En septembre, Lactalis a donc sorti un Lou Perac Goustal avant de dégainer un mois plus tard avec un Lou Perac Bio. Le premier avec une pâte couleur ivoire est presque crémeux, onctueux comme un saint-nectaire, il a également une belle longueur en bouche. «Le lait provient de brebis de race Lacaune, élevées dans la zone de collecte du cahier des charges de l’AOP Roquefort, dans un rayon de moins de 100 km de la fromagerie.» explique-t-on chez Société quand on demande s’il s’agit des mêmes éleveurs que ceux qui produisent le roquefort.
Car pour reprendre le jargon de la « com », le story-telling est sacrément verrouillé. «Avec ses bergers, Lou Perac participe ainsi à la préservation des paysages typiques de la région des Grands Causses et de ses alentours.
Lou Perac, le meilleur des brebis ! » assure le dossier de promotion Lou Perac. De quoi faire se poser des questions existentielles aux éleveurs de brebis Lacaune œuvrant pour Roquefort dont les familles façonnent les paysages du Sud Aveyron depuis quelques siècles … S’ils sont perdus, ils pourront toujours interroger Emilien, le fromager virtuel de Lactalis qui, nous assure-t-on, en connaît un rayon sur les terroirs. Même si ce dernier semble à des années lumières de Maurice Astruc, vrai affineur moustachu du Combalou et incarnation vivante du roquefort, plus célèbre à son époque que ne fut la Mère Denis…
On rappellera que la sortie du premier Lou Perac en 2006 avait créé pas mal de remous autour du Combalou. Ce persillé de brebis- avait été accusé de porter un coup fatal au Roquefort Société. Alors ? Alors depuis peu, les relations commerciales entre producteurs de lait et industriels ne sont plus encadrées par des accords généraux. Chaque éleveur négocie directement avec l’industriel. La pression est sans doute plus forte. Et le prix payé pour le lait destiné au Lou Perac bien inférieur à celui payé pour le roquefort qui demeure un fromage AOP de brebis au lait cru.
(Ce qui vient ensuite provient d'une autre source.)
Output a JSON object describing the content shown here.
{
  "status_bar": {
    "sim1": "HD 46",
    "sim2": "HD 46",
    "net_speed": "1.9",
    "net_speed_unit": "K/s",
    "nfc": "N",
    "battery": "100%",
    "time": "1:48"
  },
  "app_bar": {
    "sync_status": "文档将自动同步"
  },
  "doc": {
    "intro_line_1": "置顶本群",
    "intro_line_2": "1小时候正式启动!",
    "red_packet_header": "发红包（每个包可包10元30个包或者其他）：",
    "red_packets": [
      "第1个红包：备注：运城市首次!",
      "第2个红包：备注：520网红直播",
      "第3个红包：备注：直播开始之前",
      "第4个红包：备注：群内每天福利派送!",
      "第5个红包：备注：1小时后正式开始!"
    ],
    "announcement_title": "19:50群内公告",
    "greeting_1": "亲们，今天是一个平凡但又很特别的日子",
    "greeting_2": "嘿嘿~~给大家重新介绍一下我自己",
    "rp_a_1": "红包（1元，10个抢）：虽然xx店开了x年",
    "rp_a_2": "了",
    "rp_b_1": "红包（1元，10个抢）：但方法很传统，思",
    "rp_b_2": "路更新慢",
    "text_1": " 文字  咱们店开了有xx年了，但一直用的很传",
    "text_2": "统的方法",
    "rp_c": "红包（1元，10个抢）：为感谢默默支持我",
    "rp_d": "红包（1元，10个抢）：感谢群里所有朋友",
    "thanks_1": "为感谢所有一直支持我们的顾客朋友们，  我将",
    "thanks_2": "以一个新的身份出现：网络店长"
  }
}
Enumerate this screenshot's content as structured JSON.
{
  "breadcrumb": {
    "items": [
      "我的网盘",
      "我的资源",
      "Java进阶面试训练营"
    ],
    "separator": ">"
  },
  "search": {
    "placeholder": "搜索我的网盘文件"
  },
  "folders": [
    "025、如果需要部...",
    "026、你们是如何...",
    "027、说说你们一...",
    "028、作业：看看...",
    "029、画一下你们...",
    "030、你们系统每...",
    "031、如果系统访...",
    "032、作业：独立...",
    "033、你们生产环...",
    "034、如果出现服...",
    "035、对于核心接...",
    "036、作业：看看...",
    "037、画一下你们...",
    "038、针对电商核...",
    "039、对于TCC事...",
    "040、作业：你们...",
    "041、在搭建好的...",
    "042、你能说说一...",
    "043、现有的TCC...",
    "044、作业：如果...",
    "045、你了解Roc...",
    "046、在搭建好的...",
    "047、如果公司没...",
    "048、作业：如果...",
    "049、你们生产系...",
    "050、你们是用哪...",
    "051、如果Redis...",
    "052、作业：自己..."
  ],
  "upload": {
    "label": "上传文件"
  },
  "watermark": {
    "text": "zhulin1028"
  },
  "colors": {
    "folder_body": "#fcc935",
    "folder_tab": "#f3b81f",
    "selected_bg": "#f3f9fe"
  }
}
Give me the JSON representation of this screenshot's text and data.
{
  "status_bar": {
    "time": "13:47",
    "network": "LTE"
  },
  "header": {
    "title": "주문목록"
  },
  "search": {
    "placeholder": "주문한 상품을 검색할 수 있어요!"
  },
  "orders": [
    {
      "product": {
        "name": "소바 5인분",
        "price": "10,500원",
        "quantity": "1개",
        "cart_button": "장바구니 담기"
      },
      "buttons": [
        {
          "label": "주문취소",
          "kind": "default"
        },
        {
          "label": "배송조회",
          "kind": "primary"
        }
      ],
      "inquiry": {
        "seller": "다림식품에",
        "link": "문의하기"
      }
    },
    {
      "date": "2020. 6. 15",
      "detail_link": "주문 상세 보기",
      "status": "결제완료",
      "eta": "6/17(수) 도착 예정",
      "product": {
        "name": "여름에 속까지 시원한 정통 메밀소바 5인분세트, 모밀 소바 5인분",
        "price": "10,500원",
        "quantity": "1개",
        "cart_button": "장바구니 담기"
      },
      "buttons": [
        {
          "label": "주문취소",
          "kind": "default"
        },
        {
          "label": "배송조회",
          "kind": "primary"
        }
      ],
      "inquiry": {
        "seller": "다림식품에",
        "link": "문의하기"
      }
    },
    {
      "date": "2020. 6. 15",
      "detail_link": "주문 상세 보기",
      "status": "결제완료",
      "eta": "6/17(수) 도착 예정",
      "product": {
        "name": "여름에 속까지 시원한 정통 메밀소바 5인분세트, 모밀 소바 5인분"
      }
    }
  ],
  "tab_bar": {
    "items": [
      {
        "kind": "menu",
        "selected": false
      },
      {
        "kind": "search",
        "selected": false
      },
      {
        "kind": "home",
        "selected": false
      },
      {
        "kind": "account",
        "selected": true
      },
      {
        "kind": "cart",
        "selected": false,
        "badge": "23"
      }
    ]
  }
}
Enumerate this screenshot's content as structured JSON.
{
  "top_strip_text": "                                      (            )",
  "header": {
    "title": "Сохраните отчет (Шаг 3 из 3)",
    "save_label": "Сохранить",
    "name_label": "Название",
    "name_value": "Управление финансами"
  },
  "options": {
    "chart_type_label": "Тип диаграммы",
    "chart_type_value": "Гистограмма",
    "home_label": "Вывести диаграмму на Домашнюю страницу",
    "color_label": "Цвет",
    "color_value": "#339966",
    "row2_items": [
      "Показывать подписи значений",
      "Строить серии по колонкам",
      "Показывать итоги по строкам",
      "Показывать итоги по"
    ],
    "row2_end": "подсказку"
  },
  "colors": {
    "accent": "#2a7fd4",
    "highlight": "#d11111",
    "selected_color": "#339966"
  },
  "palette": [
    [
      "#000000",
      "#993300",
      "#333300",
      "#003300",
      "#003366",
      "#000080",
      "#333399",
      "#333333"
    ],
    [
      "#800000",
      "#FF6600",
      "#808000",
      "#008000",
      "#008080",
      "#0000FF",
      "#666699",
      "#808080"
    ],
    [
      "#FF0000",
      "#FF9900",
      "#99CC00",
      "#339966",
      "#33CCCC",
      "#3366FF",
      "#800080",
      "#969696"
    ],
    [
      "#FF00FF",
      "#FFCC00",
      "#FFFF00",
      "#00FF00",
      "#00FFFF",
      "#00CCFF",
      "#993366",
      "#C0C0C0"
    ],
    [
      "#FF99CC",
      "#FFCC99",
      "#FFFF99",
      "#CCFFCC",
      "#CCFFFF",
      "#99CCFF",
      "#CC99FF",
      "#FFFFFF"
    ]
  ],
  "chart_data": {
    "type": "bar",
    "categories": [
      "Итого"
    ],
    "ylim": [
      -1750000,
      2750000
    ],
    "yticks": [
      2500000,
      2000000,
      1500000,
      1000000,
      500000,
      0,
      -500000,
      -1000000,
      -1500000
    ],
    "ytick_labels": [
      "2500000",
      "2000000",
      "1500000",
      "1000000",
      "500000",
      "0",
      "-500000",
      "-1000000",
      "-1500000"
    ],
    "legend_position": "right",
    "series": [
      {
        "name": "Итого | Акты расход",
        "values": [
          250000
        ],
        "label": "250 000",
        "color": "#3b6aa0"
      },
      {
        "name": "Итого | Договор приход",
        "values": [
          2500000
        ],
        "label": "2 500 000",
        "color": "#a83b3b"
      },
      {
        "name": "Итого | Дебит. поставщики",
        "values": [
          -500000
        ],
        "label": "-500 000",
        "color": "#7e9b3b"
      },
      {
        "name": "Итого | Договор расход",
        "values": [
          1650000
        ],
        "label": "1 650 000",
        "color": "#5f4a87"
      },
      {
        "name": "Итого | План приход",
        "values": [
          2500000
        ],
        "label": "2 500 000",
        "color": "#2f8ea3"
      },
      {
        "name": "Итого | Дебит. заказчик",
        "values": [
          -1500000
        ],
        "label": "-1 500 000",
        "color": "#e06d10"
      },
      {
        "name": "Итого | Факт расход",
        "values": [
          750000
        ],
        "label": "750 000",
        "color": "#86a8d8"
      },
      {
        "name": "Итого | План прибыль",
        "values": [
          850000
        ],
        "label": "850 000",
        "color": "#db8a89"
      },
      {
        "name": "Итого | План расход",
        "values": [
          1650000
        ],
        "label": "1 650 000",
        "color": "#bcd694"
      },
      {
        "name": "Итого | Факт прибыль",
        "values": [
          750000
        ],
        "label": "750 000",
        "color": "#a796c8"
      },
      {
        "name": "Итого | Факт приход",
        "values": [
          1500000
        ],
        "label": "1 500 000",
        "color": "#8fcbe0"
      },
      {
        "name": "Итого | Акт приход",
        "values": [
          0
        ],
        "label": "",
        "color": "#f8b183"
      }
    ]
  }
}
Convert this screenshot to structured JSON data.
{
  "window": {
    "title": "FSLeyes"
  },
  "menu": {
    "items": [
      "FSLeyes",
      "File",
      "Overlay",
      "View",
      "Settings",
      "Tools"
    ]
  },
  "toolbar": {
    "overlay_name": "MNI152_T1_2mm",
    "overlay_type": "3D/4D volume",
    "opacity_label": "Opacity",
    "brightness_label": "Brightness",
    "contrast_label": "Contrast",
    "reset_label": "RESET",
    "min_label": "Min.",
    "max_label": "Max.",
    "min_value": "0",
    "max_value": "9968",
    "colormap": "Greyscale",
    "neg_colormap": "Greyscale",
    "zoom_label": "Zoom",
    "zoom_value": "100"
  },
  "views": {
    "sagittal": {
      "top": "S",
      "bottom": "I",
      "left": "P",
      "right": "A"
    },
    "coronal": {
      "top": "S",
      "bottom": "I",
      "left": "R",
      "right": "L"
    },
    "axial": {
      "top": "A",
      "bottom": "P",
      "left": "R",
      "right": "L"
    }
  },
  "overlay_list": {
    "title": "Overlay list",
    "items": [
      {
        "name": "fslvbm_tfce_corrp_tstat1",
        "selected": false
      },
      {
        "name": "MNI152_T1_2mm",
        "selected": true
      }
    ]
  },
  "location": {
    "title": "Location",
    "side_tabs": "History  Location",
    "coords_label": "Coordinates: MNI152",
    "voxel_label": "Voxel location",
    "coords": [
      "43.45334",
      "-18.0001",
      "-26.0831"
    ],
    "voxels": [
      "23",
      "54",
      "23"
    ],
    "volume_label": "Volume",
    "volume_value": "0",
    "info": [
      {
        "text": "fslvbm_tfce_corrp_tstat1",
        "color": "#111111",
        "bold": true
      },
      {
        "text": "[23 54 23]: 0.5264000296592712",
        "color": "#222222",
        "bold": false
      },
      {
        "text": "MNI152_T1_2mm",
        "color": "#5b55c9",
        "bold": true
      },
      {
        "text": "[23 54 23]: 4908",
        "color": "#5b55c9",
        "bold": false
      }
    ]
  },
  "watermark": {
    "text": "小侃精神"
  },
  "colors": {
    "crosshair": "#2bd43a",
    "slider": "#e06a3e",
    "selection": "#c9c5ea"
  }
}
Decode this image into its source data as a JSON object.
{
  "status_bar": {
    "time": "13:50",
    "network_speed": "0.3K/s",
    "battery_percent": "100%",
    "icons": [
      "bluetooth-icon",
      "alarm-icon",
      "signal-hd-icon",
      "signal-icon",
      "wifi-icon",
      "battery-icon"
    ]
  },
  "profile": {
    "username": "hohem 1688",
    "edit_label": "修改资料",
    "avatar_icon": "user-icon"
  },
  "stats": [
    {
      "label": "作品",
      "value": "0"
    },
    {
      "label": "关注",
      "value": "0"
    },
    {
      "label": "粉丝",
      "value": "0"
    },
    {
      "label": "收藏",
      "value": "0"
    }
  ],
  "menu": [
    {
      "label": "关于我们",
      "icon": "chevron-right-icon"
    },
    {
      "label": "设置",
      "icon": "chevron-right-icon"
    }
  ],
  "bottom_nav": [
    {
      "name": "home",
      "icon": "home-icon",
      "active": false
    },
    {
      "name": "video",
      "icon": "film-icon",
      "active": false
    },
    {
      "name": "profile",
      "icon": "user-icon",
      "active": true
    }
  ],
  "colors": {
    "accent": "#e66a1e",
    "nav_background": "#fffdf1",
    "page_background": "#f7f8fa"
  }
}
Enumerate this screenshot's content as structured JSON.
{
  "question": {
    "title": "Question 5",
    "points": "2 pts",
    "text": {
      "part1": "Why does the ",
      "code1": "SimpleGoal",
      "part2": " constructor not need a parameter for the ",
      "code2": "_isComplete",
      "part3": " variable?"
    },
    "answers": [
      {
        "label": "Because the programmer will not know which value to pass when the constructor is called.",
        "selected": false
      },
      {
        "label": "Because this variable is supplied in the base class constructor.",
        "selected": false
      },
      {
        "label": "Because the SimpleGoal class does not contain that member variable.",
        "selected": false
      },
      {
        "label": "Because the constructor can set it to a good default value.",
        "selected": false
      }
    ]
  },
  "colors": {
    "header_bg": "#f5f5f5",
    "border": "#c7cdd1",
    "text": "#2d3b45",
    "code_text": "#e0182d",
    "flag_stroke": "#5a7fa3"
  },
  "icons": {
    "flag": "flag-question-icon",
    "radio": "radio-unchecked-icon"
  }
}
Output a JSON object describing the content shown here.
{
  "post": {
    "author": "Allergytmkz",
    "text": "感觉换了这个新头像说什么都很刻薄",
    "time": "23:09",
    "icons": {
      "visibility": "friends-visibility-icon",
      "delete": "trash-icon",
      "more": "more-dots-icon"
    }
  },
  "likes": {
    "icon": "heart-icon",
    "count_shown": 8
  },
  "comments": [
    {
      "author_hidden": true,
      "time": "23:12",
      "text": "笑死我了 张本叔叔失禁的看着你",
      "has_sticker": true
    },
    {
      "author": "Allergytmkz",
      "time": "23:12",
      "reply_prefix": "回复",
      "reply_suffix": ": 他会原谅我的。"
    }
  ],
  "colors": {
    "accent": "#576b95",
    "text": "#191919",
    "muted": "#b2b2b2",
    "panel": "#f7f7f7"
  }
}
Et si le Lou Perac s’avérait plus profitable que le Roquefort Société à produire ? Interrogé sur les volumes de production du Lou Perac, l’industriel se refuse à communiquer. Seule consolation (mais en est-ce une ?) le Lou Perac n’est pas aveyronnais mais lozérien. Autrefois produit à Saint-Georges de Luzençon, sa production a été transférée au Massegros. En Lozère donc.